Werewolves, sirens, vampires and bodiless hands: Netflix’s “Wednesday” carries on the character’s legacy and does it phenomenally — with similar eerie qualities and more.

Released on Nov. 23, the series follows Wednesday Addams (Jenna Ortega) after she gets expelled from public school for defending her brother, Pugsley Addams (Isaac Ordonez) from a prank gone too far. She’s sent to Nevermore Academy, the school where her parents, Morticia Addams (Catherine Zeta-Jones) and Gomez Addams (Luis Guzmán), met and fell in love. She attempts to master her new psychic ability, along with putting an end to a killing spree invading the town.

Admittedly, I was nervous about this series. I didn’t want Netflix to ruin “The Addams Family” image, since they often incorporate modern media into series and movies, resulting in it becoming cringey or annoying. However, I was surprised with how invested I became. 

Even after the mention of social media, I was glad the series focused on the original vibe and didn’t try to modernize it too much. The setting was created beautifully; the small town combined with the old, eerie atmosphere felt comforting and connected with the audience. 

The casting for this series was perfect. Ortega did a great job portraying the character’s deadpan and intimidating demeanor. I loved the relationship between Wednesday and her family, especially the mother-daughter dynamic with her and Morticia. 

Wednesday’s character development was something I admired. From the way she went from rejecting any form of affection to initiating it at the end of the series, it was remarkably written. The development in her relationship with her roommate Enid Sinclair (Emma Myers) was excellent. I loved how they went from being cautious around one another to showing an open display of affection, and I hope we’re able to see more of them in a possible upcoming season.

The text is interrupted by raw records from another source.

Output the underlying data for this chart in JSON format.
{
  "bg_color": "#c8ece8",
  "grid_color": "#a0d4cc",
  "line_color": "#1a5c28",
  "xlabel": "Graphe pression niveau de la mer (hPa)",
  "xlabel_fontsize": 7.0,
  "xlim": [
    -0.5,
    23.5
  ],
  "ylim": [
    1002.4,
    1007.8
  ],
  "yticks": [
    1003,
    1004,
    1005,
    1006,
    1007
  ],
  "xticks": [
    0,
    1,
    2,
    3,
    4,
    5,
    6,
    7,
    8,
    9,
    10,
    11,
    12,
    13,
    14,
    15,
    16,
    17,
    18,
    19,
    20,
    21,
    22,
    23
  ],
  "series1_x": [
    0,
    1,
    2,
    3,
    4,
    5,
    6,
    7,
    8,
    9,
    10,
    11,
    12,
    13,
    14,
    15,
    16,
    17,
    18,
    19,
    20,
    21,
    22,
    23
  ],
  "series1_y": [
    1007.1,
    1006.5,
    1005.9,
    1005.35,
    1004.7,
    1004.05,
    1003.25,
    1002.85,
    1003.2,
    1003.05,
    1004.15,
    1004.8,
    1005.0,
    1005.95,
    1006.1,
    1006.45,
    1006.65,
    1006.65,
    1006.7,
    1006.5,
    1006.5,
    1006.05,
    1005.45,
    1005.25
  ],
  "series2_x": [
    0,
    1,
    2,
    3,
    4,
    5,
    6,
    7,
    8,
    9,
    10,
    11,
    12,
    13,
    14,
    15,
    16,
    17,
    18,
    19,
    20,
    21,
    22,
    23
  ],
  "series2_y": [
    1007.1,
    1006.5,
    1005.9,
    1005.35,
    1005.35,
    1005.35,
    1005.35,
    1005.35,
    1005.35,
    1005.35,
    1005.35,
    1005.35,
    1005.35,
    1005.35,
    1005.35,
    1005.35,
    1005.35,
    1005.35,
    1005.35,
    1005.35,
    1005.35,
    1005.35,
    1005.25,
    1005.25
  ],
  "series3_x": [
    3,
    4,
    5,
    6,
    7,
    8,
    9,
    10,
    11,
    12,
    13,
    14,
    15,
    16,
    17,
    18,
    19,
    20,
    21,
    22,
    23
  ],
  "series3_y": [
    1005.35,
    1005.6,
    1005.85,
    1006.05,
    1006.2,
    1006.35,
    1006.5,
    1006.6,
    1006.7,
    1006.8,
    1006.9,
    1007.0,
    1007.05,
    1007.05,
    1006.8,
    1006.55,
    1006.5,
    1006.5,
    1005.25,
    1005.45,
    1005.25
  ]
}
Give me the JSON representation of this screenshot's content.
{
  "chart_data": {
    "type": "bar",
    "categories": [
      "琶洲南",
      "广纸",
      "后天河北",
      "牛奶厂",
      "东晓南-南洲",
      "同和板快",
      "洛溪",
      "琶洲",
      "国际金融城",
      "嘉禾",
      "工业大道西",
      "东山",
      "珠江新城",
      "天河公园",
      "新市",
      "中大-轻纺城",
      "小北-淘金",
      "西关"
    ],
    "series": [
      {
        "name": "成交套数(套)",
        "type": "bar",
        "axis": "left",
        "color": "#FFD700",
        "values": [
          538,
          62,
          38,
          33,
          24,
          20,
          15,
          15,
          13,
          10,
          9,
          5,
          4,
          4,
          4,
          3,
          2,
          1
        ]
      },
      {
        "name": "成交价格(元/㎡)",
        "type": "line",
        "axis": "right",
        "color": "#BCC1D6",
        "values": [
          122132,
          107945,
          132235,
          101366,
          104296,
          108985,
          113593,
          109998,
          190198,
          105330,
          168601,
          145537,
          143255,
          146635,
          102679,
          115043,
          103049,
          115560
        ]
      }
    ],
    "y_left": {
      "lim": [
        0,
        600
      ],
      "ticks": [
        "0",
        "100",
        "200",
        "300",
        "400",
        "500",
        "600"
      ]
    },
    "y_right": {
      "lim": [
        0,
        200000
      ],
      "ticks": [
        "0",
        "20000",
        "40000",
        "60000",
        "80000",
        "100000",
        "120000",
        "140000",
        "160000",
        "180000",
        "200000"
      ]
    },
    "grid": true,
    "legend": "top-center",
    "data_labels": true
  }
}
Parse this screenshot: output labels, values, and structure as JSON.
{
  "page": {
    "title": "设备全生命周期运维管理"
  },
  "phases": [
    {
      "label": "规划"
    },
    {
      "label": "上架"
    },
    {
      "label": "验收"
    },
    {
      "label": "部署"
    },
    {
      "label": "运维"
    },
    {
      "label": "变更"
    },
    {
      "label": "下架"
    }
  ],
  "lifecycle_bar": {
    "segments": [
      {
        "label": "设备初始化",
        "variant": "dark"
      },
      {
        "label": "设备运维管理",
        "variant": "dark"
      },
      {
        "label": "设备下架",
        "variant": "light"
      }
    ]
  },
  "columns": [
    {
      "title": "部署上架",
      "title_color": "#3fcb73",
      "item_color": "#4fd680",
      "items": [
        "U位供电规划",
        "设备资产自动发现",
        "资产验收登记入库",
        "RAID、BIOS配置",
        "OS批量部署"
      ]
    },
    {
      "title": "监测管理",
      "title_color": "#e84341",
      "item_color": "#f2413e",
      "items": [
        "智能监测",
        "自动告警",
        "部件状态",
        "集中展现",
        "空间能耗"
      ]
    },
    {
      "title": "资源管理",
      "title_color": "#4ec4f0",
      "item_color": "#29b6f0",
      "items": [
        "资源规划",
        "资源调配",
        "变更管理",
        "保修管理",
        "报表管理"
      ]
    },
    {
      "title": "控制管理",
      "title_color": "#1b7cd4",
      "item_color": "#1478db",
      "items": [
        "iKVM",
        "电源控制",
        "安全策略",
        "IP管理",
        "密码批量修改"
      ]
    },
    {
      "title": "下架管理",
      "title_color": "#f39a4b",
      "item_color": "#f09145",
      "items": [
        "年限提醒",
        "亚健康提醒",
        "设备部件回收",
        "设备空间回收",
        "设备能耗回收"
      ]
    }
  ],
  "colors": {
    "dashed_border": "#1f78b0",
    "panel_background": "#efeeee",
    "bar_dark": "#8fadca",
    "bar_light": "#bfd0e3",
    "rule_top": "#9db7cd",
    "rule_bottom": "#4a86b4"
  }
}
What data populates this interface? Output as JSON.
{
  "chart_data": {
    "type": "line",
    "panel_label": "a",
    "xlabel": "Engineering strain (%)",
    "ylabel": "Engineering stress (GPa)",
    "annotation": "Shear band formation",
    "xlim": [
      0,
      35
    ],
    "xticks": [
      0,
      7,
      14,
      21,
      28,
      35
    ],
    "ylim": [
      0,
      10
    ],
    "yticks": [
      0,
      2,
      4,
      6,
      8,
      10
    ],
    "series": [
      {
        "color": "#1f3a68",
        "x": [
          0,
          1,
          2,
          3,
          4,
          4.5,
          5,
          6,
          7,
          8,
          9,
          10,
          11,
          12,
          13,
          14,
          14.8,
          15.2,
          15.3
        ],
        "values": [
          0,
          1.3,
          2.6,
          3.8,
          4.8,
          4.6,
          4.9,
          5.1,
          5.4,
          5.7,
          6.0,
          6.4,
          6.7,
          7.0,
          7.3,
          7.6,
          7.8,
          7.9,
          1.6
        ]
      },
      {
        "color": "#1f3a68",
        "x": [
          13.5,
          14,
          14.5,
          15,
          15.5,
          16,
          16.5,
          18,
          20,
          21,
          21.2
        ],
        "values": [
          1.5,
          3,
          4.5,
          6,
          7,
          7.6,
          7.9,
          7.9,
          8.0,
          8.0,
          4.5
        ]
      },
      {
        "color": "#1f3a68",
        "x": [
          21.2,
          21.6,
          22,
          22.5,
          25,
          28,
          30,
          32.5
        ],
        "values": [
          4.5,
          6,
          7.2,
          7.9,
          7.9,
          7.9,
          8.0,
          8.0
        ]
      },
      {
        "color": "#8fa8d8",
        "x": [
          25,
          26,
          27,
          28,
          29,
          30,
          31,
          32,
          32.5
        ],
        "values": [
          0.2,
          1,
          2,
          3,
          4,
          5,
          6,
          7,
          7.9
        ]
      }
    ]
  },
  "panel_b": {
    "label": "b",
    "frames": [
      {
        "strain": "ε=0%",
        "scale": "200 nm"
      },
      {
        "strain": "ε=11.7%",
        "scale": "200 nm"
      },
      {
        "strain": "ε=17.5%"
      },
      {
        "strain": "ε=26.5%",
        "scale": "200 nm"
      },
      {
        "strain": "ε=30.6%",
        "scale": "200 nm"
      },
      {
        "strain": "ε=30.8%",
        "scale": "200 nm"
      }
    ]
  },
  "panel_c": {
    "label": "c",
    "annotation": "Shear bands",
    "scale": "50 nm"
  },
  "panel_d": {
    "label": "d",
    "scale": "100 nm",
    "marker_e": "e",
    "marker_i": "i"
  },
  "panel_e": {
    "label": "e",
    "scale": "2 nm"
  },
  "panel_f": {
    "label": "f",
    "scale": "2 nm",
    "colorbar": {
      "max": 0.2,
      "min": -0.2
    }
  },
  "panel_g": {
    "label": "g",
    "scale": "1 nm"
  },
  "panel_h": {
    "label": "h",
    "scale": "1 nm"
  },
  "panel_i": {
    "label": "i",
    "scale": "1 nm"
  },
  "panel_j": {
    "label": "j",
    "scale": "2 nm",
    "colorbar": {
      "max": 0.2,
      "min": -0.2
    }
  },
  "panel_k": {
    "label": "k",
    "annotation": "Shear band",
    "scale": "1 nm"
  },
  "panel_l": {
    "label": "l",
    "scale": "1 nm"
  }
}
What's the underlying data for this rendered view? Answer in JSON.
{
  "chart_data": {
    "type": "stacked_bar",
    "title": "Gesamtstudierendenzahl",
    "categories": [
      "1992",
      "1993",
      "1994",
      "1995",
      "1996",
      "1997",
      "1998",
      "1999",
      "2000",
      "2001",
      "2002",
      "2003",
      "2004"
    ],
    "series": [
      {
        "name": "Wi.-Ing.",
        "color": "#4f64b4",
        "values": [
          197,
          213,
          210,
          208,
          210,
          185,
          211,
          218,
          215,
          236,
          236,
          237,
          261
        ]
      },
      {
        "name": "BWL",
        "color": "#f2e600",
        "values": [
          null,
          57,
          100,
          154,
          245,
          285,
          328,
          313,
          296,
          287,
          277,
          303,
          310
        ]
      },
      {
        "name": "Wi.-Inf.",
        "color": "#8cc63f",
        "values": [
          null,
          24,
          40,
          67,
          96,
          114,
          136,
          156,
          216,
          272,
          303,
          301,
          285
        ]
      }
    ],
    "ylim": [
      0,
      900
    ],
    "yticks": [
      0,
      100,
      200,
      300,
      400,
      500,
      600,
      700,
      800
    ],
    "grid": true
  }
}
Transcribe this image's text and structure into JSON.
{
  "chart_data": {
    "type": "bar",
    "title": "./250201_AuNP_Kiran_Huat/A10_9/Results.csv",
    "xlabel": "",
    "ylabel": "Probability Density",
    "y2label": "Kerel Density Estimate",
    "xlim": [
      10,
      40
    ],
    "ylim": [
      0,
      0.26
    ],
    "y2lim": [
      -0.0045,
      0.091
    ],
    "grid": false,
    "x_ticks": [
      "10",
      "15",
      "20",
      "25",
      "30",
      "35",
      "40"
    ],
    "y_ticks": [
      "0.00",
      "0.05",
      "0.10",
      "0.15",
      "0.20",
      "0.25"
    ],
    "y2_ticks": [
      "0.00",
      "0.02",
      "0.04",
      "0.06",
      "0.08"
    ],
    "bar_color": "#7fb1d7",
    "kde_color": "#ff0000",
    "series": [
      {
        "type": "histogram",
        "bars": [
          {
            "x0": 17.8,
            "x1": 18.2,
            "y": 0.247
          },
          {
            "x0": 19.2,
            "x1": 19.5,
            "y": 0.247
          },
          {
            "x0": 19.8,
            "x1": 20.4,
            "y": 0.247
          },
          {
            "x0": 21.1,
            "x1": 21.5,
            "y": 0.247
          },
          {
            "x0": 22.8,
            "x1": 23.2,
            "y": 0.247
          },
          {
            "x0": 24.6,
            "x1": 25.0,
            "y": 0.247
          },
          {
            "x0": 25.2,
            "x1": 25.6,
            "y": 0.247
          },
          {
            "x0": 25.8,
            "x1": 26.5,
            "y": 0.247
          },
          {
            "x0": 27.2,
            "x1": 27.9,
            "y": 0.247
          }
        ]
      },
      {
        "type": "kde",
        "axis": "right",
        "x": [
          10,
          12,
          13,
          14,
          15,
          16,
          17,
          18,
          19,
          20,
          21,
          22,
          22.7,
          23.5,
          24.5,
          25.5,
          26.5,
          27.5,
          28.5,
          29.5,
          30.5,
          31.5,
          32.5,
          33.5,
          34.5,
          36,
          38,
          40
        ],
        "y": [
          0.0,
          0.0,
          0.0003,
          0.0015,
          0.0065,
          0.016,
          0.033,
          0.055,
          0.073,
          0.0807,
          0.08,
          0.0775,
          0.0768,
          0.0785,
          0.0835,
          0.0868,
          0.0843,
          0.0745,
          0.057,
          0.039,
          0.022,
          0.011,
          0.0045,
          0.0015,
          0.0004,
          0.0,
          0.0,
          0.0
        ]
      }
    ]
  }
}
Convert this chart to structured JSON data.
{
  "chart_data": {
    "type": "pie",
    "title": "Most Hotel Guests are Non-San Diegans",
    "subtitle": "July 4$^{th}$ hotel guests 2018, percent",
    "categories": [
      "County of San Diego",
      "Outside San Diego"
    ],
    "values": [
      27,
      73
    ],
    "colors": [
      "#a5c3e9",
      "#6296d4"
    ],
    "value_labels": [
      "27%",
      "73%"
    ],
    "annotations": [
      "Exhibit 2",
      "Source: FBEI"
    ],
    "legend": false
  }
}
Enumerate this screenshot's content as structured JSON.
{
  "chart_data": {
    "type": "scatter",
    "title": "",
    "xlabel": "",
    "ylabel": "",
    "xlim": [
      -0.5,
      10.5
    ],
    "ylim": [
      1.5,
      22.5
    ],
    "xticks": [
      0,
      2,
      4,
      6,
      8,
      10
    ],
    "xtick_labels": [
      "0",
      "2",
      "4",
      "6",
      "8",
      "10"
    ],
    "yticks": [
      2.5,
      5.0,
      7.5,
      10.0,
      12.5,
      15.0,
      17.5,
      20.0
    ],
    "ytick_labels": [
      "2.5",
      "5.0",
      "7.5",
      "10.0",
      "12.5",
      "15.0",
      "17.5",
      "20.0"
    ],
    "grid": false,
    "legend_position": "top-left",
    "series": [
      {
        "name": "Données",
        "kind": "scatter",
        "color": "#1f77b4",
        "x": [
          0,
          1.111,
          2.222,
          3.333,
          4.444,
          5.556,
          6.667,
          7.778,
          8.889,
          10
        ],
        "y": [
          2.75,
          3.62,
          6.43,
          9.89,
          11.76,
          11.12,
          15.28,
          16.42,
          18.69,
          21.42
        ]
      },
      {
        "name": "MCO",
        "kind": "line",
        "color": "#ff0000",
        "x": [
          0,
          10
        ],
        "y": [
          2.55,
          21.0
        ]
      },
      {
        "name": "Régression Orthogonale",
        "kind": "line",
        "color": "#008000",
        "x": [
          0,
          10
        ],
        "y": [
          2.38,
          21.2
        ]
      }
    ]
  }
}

That’s not to say everything was perfect; the love triangle between Tyler Galphin (Hunter Doohan), Wednesday and Xavier Thorpe (Percy Haynes White) felt out of place. Even as someone who loves romance in any form, I don’t think a love triangle is up there as a hugely favored trope of mine. I thought both of their relationships with Wednesday were a bit too boring at times, but I enjoyed their characters as individuals and the plot twist at the end was interesting.

Overall, this series had great execution and it exceeded my expectations. I can only hope for an upcoming season two.